Jonah Kim: Approaching Autumn
View record and artist detailsRecord and Artist Details
Genre:
Chamber
Label: Delos
Magazine Review Date: 12/2021
Media Format: CD or Download
Media Runtime: 78
Mastering:
DDD
Catalogue Number: DE3585
Tracks:
Composition | Artist Credit |
---|---|
Sonata for Solo Cello |
Zoltán Kodály, Composer
Jonah Kim, Cello |
Approaching Autumn |
Mark Abel, Composer
Jonah Kim, Cello Robert Koenig, Piano |
Sonata for Cello and Piano |
Edvard Grieg, Composer
Jonah Kim, Cello Robert Koenig, Piano |
Author: Andrew Farach-Colton
Jonah Kim has taken Approaching Autumn, the title of Mark Abel’s new work for cello and piano, as the title of this recital album as a whole. I hadn’t necessarily thought of the Grieg and Kodály sonatas as being especially autumnal but Kim somehow makes the appellation seem apt. First, there’s the cellist’s tone, which has the cosy warmth of a well-loved cashmere sweater.

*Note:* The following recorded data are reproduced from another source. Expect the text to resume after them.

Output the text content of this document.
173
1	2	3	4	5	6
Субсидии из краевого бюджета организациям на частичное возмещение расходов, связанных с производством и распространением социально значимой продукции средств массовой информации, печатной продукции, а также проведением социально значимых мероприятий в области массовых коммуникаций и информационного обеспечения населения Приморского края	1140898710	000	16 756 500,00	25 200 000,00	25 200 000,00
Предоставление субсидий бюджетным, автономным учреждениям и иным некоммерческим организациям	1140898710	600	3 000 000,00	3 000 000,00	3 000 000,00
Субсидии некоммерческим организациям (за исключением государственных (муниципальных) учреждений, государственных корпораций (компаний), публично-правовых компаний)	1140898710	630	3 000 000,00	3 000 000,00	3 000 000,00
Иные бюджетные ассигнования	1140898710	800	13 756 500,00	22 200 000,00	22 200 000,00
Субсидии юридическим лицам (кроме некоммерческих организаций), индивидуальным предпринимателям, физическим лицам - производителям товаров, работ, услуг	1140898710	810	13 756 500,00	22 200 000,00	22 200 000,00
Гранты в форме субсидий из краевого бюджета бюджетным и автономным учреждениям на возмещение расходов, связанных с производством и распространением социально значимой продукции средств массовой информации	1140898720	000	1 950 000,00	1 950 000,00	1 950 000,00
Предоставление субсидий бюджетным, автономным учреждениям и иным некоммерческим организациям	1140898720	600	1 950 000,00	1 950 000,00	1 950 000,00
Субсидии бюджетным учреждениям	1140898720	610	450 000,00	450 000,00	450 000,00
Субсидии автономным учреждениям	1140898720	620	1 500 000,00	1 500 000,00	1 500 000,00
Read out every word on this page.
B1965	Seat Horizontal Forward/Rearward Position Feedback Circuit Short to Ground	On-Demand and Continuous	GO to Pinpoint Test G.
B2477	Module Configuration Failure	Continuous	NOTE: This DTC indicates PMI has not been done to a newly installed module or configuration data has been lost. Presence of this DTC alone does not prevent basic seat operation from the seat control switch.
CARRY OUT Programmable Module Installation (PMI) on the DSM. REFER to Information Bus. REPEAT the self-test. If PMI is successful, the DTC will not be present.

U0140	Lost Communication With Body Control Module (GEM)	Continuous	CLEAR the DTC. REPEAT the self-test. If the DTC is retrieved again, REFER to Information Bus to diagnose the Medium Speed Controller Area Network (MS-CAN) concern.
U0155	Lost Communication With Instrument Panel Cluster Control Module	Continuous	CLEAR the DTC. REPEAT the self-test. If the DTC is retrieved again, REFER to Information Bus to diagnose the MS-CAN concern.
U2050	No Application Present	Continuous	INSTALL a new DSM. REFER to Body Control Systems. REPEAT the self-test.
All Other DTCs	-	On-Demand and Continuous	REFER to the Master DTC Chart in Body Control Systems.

And then there’s his penchant for broad tempos that allow him room for his sound to envelop you.
Kim can be incisive and dramatic, mind you, as he is in the opening movement of Kodály’s epic Solo Sonata, and he’s capable of some ferocious playing, as at 4'38" in the slow movement, where he takes the composer’s feroce marking to heart (I only wish he were as scrupulous with the dynamic markings). More often than not, however, he takes his time. In the feral finale, certainly, I want to feel the cellist is living on the edge, and while Kim does make some wild sounds – the arpeggiated passage near the end, for instance, where he has his instrument making wonderfully weird birdlike calls – I sorely miss the fearlessness of Starker (also on Delos, 1/89) and, more recently, Julian Steckel (AVI Music, 11/19).
In the Grieg, too, he and pianist Robert Koenig provide more lyrical effusion than exhilaration. Tempos far below the printed metronome markings can turn laborious – listen, say, in the first movement around 4'00". There are many really lovely moments, too – I love the crystalline purity they bring to the tranquillo passage in the finale at 1'58", for example – but in general the music needs the kind of urgency Isserlis and Hough bring to it (Hyperion, 7/15).
Abel’s piece is rather curious in that its ‘easy-listening’, pop-inflected surface proves increasingly illusory. The melodic writing is conversational – volubly so – and communicates an unsettling sense of anxiety. There are cadences of Janáček-like brusqueness (at 1'30") and moments of naive nostalgia (3'33") that lead to an unexpectedly dark ending. Kim and Koenig somehow capture the very elusiveness that gives the music its substance.